Take, for example, the scene above, from the 2016 video “Kinbaku Kinema 2,” filmed and directed by Sugiura Norio and starring Wakabayashi Miho with bondage by Naka Akira. As you can see, a woman in a kimono has been perched atop a school desk with arms bound behind her back and legs widely spread and bound. Just beneath her bottom, taped to the desk, is a handwritten sign. It reads 万引少女のお母さん (manbiki shojo no okaasan, which means “mother of a shoplifting girl”). If I were asked to rewrite the sign for English speakers, I’d print in big, bold letters: THIS WOMAN RAISED A SHOPLIFTER!! Clearly, the sign is intended to increase the woman’s shame as she is tied out as punishment for her failings as a parent.

Here’s another example by famed bondage artist Minomura Kou (real name Suma Toshiyuki (1920-2000), who also drew under the name Kita Reiko). Here the strategically placed sign says 売り物 (urimono, meaning “object for sale.”)

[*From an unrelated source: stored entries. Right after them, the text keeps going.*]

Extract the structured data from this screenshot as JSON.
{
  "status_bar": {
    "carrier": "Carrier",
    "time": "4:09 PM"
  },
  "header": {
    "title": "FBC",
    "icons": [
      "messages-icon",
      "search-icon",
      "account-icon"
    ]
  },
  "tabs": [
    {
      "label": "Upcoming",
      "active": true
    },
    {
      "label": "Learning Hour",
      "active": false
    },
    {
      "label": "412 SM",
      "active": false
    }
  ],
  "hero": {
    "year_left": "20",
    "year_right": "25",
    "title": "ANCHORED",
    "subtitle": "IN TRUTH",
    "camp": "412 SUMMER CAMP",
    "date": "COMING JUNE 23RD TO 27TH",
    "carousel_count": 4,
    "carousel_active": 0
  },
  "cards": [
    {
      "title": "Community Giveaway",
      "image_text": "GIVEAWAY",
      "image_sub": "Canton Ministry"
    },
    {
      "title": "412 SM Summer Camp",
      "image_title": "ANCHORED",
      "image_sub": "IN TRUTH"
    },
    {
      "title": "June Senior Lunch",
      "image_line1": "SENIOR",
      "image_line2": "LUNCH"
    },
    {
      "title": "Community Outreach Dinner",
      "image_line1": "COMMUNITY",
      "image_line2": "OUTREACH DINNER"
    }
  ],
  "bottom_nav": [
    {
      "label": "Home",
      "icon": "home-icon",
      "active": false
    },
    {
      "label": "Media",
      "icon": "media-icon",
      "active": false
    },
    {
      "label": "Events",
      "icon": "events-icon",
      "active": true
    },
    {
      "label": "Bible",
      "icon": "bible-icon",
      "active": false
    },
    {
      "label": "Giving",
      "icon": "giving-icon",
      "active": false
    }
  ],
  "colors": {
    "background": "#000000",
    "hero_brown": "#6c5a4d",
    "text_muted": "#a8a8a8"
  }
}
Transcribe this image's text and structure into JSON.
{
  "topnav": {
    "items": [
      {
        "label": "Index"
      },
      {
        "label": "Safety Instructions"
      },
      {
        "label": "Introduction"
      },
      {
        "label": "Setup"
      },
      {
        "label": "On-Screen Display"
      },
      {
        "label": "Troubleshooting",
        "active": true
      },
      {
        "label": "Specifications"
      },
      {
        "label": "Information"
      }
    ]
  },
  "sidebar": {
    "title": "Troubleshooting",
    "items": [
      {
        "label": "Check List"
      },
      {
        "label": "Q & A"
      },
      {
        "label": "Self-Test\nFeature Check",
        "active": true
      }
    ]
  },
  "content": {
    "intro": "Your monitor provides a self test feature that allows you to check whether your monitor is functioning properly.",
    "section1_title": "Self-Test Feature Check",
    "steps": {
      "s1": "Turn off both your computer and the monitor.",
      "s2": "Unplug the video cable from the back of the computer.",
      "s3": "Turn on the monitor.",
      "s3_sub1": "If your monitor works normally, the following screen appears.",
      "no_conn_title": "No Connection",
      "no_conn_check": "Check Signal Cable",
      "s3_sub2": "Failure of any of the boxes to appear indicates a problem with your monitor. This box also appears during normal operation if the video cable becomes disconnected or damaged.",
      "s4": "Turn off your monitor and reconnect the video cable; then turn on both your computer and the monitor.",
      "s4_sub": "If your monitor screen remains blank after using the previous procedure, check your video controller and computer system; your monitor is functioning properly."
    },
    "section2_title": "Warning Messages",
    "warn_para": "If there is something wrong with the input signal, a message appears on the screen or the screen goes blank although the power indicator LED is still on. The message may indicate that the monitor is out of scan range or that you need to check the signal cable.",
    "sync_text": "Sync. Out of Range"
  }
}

The black-and-white photograph below is an example of what are called 分譲写真  (bunjō shashin, “shared photos”), which from the 1950s on were sold as sets through advertisements in the back pages of Japanese SM magazines, most notably Kitan Club. Here, not only is the poor miss tied up but someone has pasted a sign to her behind. It  reads どうか私をいじめてください。木村洋子(dōka watashi o ijimete kudasai. Kimura Yoko).  I’ll translate that as, “Would someone please be so kind as to abuse me? (Signed,) Kimura Yoko.”

Below, another example of a bondage photograph with, for lack of a better word, I like to call a “sign of shame.” (As far as I have been able to determine, there’s no specific term for such signs in Japanese.) In this one we see a woman suspended upside down with legs widely spread. A handwritten sign, carefully positioned to completely covers her crotch, reads 左近麻里子 (Sakin Mariko). This is the nom de plume of the model, who was quite a famous at the time. (The rope work may be by 山本一章  (Yamamoto Kazuaki), who did a lot of upside-down suspensions like this. Sakin Mariko was featured in his column in Kitan Club in 1967, so they obviously worked together.) This photo was lent by a Japanese man in his 60s, who explained that a Japanese woman of that era would be extremely embarrassed to be seen without clothes. To have her name broadcast to the world while naked would be far worse, he said, so the photograph is a wonderful expression of Japanese ideas of shame.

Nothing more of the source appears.